Markets weigh new commodities supercycle

Markets weigh new commodities supercycle

It’s been a decade after the last commodity market growth, triggered by China’s development as a world economic powerhouse, eventually ran out of steam.

But a wide-ranging rally that has driven the price of critical raw materials including copper, lumber, and iron ore to all-time highs and increased agricultural commodities is feeding expectations that a new commodities “supercycle” has arrived.

But what is a commodity price supercycle, and what makes it distinct from short-term increase and bust business cycles?

What is a supercycle?

While there is no accepted explanation of a supercycle, it has been generally used to define a period where commodity prices rise above their long-term trend for between 10 to 35 years.

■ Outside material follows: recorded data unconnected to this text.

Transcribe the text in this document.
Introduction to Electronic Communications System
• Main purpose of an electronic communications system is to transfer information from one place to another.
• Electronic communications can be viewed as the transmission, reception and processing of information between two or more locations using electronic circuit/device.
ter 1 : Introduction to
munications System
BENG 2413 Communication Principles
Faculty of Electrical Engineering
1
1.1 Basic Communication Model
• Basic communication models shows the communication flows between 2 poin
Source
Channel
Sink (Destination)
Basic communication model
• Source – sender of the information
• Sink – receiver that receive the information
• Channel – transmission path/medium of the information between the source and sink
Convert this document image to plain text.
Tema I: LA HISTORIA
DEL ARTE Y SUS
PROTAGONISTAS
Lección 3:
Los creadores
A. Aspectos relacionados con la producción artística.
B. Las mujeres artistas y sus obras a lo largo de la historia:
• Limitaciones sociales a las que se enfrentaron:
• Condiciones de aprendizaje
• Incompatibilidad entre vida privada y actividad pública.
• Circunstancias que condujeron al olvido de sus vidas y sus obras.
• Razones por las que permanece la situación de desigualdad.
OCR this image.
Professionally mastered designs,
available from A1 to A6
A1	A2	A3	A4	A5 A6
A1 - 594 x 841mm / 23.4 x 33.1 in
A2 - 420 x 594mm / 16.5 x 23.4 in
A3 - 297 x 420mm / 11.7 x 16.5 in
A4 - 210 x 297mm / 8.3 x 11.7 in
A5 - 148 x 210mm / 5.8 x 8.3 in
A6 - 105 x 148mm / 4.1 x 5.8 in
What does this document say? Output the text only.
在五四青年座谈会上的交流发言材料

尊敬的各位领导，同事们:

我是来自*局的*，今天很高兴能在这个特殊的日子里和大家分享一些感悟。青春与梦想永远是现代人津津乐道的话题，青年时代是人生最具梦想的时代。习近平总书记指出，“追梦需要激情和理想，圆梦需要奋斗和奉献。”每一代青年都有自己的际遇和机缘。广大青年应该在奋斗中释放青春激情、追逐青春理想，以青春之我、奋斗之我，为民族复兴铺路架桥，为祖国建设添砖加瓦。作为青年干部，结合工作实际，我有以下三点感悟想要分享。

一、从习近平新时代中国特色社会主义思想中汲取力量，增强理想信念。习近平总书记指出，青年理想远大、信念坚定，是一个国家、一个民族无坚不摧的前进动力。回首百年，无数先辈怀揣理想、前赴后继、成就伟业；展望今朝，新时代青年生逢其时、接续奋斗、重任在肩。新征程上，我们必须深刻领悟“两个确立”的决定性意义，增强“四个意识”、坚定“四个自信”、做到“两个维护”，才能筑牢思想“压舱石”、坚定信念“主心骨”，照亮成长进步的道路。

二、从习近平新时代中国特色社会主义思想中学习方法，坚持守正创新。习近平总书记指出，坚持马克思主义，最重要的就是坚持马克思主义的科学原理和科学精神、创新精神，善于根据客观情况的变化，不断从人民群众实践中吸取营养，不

The increase is accompanied by a downturn of similar duration as supply eventually catches with demand. The result is a complete cycle that can last anything from 20 to 70 years.

As stated by Capital Economics, commodity price supercycles are typically triggered by some structural addition to demand that is large enough to “move the needle at a global level” — and to which supply is slow to respond.

There is often a lag between supply and demand in natural resources because it can take up take ten years or more to build a big mine or develop a giant oilfield.

How many supercycles have there been? Economists have recognized four continued periods of above-trend commodity prices.

The first corresponded with the development of the US as an economic powerhouse in the 1880s. Another followed the rearmament turn of the 1930s and extended into the reconstruction period after the second world war.

What did China’s supercycle look like?

The pace and scale of China’s urbanization in the early 2000s took the natural resources industry by surprise. Big oil producers and miners fought to meet China’s seemingly insatiable appetite for raw materials as it started a phase of dizzying economic growth fed by massive spending on infrastructure and the production of new cities.

Consequently, copper, which had weakened under $2,000 a tonne for most of the 1990s, hit a record high of over $10,000, while oil went on to hit $140 a barrel. When supply eventually caught up with demand in 2011 and a tsunami of new production got online, commodity markets recorded a deep funk from which they are only just developing.